Hacerse preguntas guía durante la lectura
Las preguntas obligan al niño a procesar en vez de solo pasar la vista. Funcionan especialmente bien las que empiezan con quién, qué, por qué y qué pasaría si. Algunos ejercicios de comprensión lectora que puedes usar sobre la marcha:
• ¿Por qué el personaje hizo eso? Obliga a buscar causas en el texto.
• ¿Qué crees que pasará después? Combina comprensión con predicción.
• ¿Cómo se sentía aquí? Trabaja la lectura de emociones e intenciones.
• ¿Qué habrías hecho tú? Conecta el relato con el criterio del niño.
Bastan dos o tres preguntas por sesión. Demasiadas, por el contrario, convierten la lectura en interrogatorio y apagan las ganas.
Resumir con sus propias palabras al terminar
Sintetizar es la prueba final de que entendió: si puede contar la historia en tres o cuatro frases, comprendió. Pídele que diga de qué trató, quién aparecía y cómo terminó, sin abrir el libro.
Lo importante para sostener estas técnicas es la constancia. La comprensión lectora para niños se fortalece con textos adecuados a cada etapa y un nivel de dificultad que aumente de forma gradual.

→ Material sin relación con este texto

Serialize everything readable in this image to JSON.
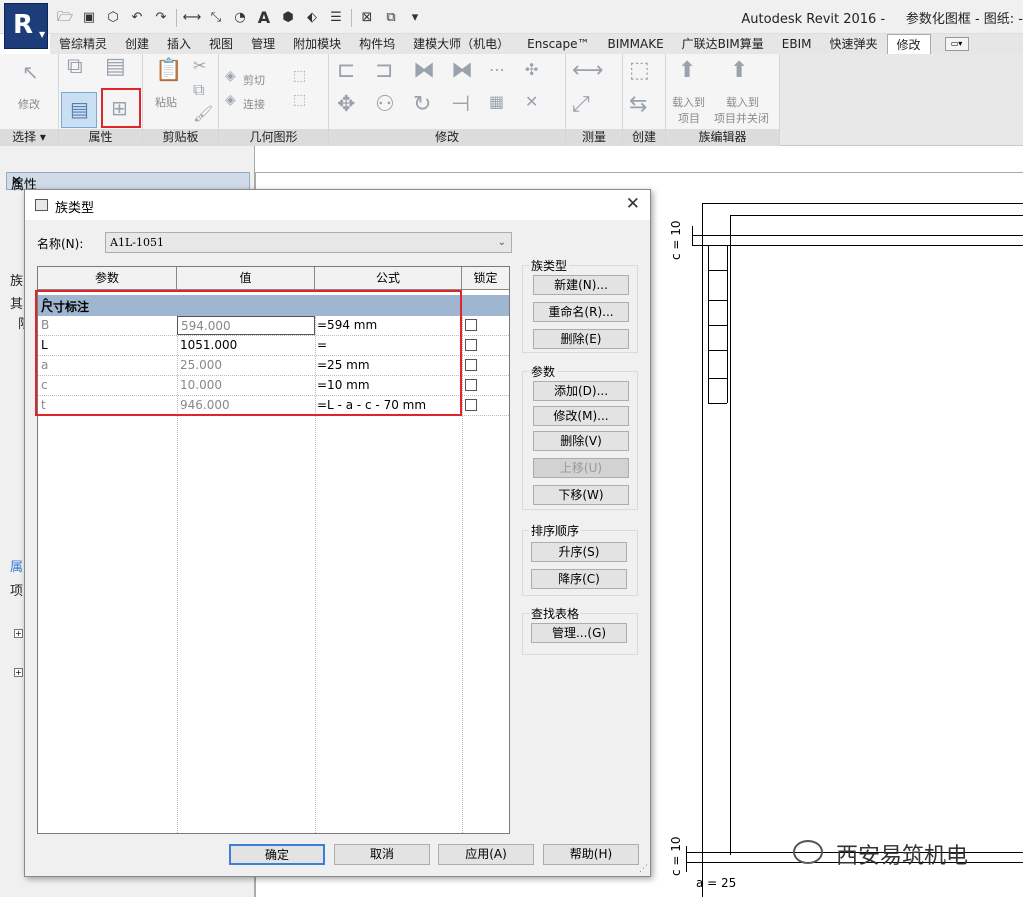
{
  "app": {
    "title": "Autodesk Revit 2016 -",
    "document": "参数化图框 - 图纸: -",
    "quick_access": [
      "open-icon",
      "save-icon",
      "sync-icon",
      "undo-icon",
      "redo-icon",
      "measure-icon",
      "dimension-icon",
      "tag-icon",
      "text-icon",
      "3d-icon",
      "section-icon",
      "thin-lines-icon",
      "close-windows-icon",
      "switch-windows-icon"
    ]
  },
  "tabs": [
    "管综精灵",
    "创建",
    "插入",
    "视图",
    "管理",
    "附加模块",
    "构件坞",
    "建模大师（机电）",
    "Enscape™",
    "BIMMAKE",
    "广联达BIM算量",
    "EBIM",
    "快速弹夹",
    "修改"
  ],
  "ribbon": {
    "panels": [
      {
        "id": "select",
        "title": "选择 ▾",
        "items": [
          "修改"
        ]
      },
      {
        "id": "properties",
        "title": "属性"
      },
      {
        "id": "clipboard",
        "title": "剪贴板",
        "items": [
          "粘贴"
        ]
      },
      {
        "id": "geometry",
        "title": "几何图形",
        "items": [
          "剪切 ▾",
          "连接 ▾"
        ]
      },
      {
        "id": "modify",
        "title": "修改"
      },
      {
        "id": "measure",
        "title": "测量"
      },
      {
        "id": "create",
        "title": "创建"
      },
      {
        "id": "family_editor",
        "title": "族编辑器",
        "items": [
          "载入到\n项目",
          "载入到\n项目并关闭"
        ]
      }
    ],
    "labels": {
      "modify": "修改",
      "paste": "粘贴",
      "cut": "剪切",
      "join": "连接",
      "load_project": "载入到",
      "load_project2": "项目",
      "load_close": "载入到",
      "load_close2": "项目并关闭"
    }
  },
  "left_panel": {
    "title": "属性",
    "fragments": [
      "族",
      "其",
      "限",
      "属",
      "项"
    ]
  },
  "dialog": {
    "title": "族类型",
    "name_label": "名称(N):",
    "name_value": "A1L-1051",
    "columns": [
      "参数",
      "值",
      "公式",
      "锁定"
    ],
    "group": "尺寸标注",
    "rows": [
      {
        "param": "B",
        "value": "594.000",
        "formula": "=594 mm",
        "dark": false
      },
      {
        "param": "L",
        "value": "1051.000",
        "formula": "=",
        "dark": true
      },
      {
        "param": "a",
        "value": "25.000",
        "formula": "=25 mm",
        "dark": false
      },
      {
        "param": "c",
        "value": "10.000",
        "formula": "=10 mm",
        "dark": false
      },
      {
        "param": "t",
        "value": "946.000",
        "formula": "=L - a - c - 70 mm",
        "dark": false
      }
    ],
    "family_types": {
      "title": "族类型",
      "new": "新建(N)...",
      "rename": "重命名(R)...",
      "delete": "删除(E)"
    },
    "parameters": {
      "title": "参数",
      "add": "添加(D)...",
      "modify": "修改(M)...",
      "delete": "删除(V)",
      "move_up": "上移(U)",
      "move_down": "下移(W)"
    },
    "sort": {
      "title": "排序顺序",
      "asc": "升序(S)",
      "desc": "降序(C)"
    },
    "lookup": {
      "title": "查找表格",
      "manage": "管理...(G)"
    },
    "buttons": {
      "ok": "确定",
      "cancel": "取消",
      "apply": "应用(A)",
      "help": "帮助(H)"
    }
  },
  "drawing": {
    "dim_c_top": "c = 10",
    "dim_c_bottom": "c = 10",
    "dim_a": "a = 25"
  },
  "watermark": "西安易筑机电"
}
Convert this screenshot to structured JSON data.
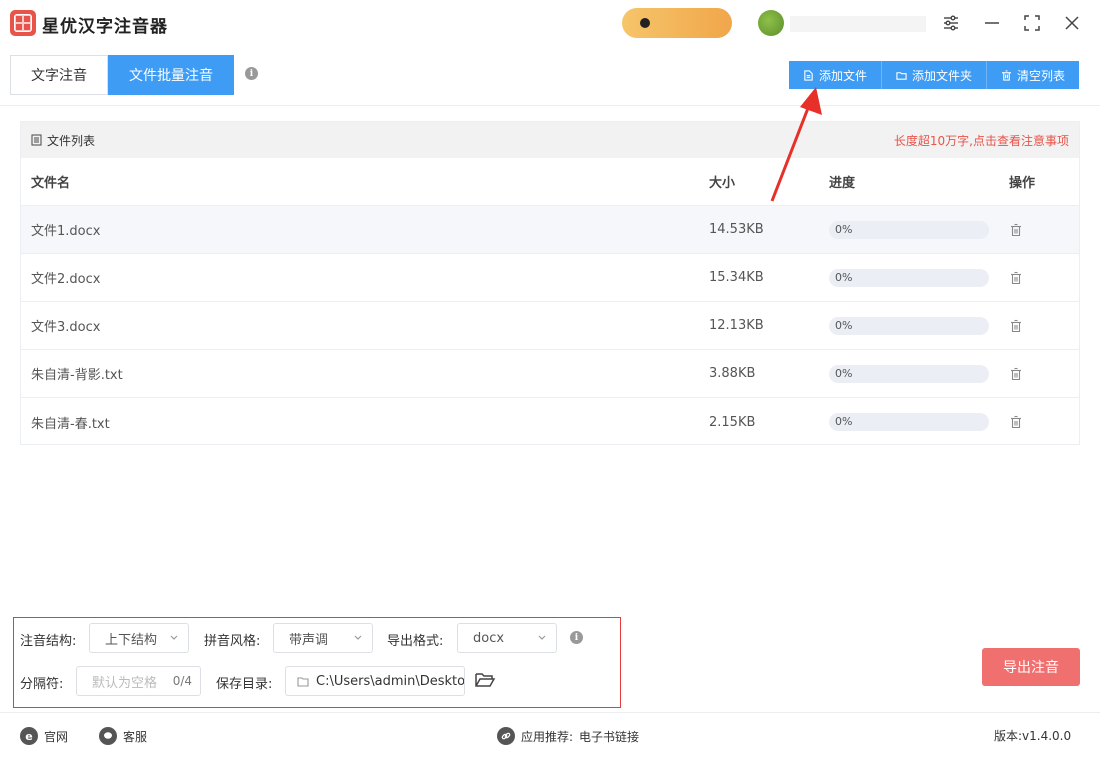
{
  "app": {
    "title": "星优汉字注音器"
  },
  "tabs": [
    {
      "label": "文字注音",
      "active": false
    },
    {
      "label": "文件批量注音",
      "active": true
    }
  ],
  "toolbar": {
    "add_file": "添加文件",
    "add_folder": "添加文件夹",
    "clear_list": "清空列表"
  },
  "file_list": {
    "title": "文件列表",
    "notice": "长度超10万字,点击查看注意事项",
    "columns": {
      "name": "文件名",
      "size": "大小",
      "progress": "进度",
      "action": "操作"
    },
    "rows": [
      {
        "name": "文件1.docx",
        "size": "14.53KB",
        "progress_label": "0%",
        "progress": 0
      },
      {
        "name": "文件2.docx",
        "size": "15.34KB",
        "progress_label": "0%",
        "progress": 0
      },
      {
        "name": "文件3.docx",
        "size": "12.13KB",
        "progress_label": "0%",
        "progress": 0
      },
      {
        "name": "朱自清-背影.txt",
        "size": "3.88KB",
        "progress_label": "0%",
        "progress": 0
      },
      {
        "name": "朱自清-春.txt",
        "size": "2.15KB",
        "progress_label": "0%",
        "progress": 0
      }
    ]
  },
  "settings": {
    "structure_label": "注音结构:",
    "structure_value": "上下结构",
    "style_label": "拼音风格:",
    "style_value": "带声调",
    "format_label": "导出格式:",
    "format_value": "docx",
    "separator_label": "分隔符:",
    "separator_placeholder": "默认为空格",
    "separator_count": "0/4",
    "save_label": "保存目录:",
    "save_value": "C:\\Users\\admin\\Deskto"
  },
  "export_button": "导出注音",
  "footer": {
    "website": "官网",
    "service": "客服",
    "recommend_label": "应用推荐:",
    "recommend_link": "电子书链接",
    "version": "版本:v1.4.0.0"
  },
  "colors": {
    "primary": "#3e9cf5",
    "export": "#f07070",
    "notice": "#e8534a",
    "highlight_border": "#e83b3b",
    "user_pill": "#f1a64a"
  }
}
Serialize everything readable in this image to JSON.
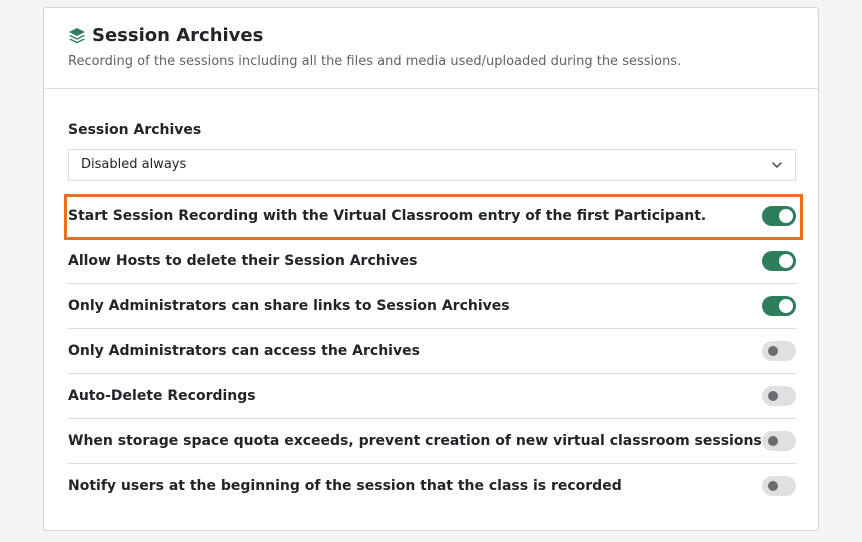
{
  "header": {
    "icon": "layers-icon",
    "title": "Session Archives",
    "subtitle": "Recording of the sessions including all the files and media used/uploaded during the sessions."
  },
  "archive_select": {
    "label": "Session Archives",
    "value": "Disabled always"
  },
  "settings": [
    {
      "label": "Start Session Recording with the Virtual Classroom entry of the first Participant.",
      "enabled": true
    },
    {
      "label": "Allow Hosts to delete their Session Archives",
      "enabled": true
    },
    {
      "label": "Only Administrators can share links to Session Archives",
      "enabled": true
    },
    {
      "label": "Only Administrators can access the Archives",
      "enabled": false
    },
    {
      "label": "Auto-Delete Recordings",
      "enabled": false
    },
    {
      "label": "When storage space quota exceeds, prevent creation of new virtual classroom sessions",
      "enabled": false
    },
    {
      "label": "Notify users at the beginning of the session that the class is recorded",
      "enabled": false
    }
  ],
  "colors": {
    "toggle_on": "#2e7d5b",
    "toggle_off": "#e0e0e3",
    "highlight": "#e8711e"
  }
}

Diez minutos al día rinden más que una hora suelta el domingo, porque la comprensión se construye por repetición y necesita continuidad.
Cómo mejorar la lectura en los niños sin que se sienta una tarea
La idea es integrar estas estrategias a la rutina sin montar una clase aparte. Aprovecha el cuento de la noche, el reglamento de un juego o las instrucciones de una receta: cualquier texto sirve para anticipar, conectar, preguntar y resumir. La práctica gana cuando es corta, frecuente y sin presión por la nota.
También ayuda que el niño elija parte de lo que lee. Cuando el tema le interesa, aplica las estrategias casi sin darse cuenta, y acompañarlo en la lectura se vuelve parte del día.
Ninguna de estas cinco estrategias necesita un experto: basta con un adulto disponible y un poco de tiempo cada día. El progreso rara vez es lineal, así que conviene celebrar los avances pequeños y no comparar a un niño con otro.
En Kumon, la comprensión lectora se fortalece mediante práctica diaria y material que avanza gradualmente según el nivel y ritmo de aprendizaje de cada alumno, pero la base puede empezar hoy en la mesa de la cocina. Al final, lo que más sostiene a un niño que empieza a leer es que alguien en casa lo acompañe y le pregunte qué entendió.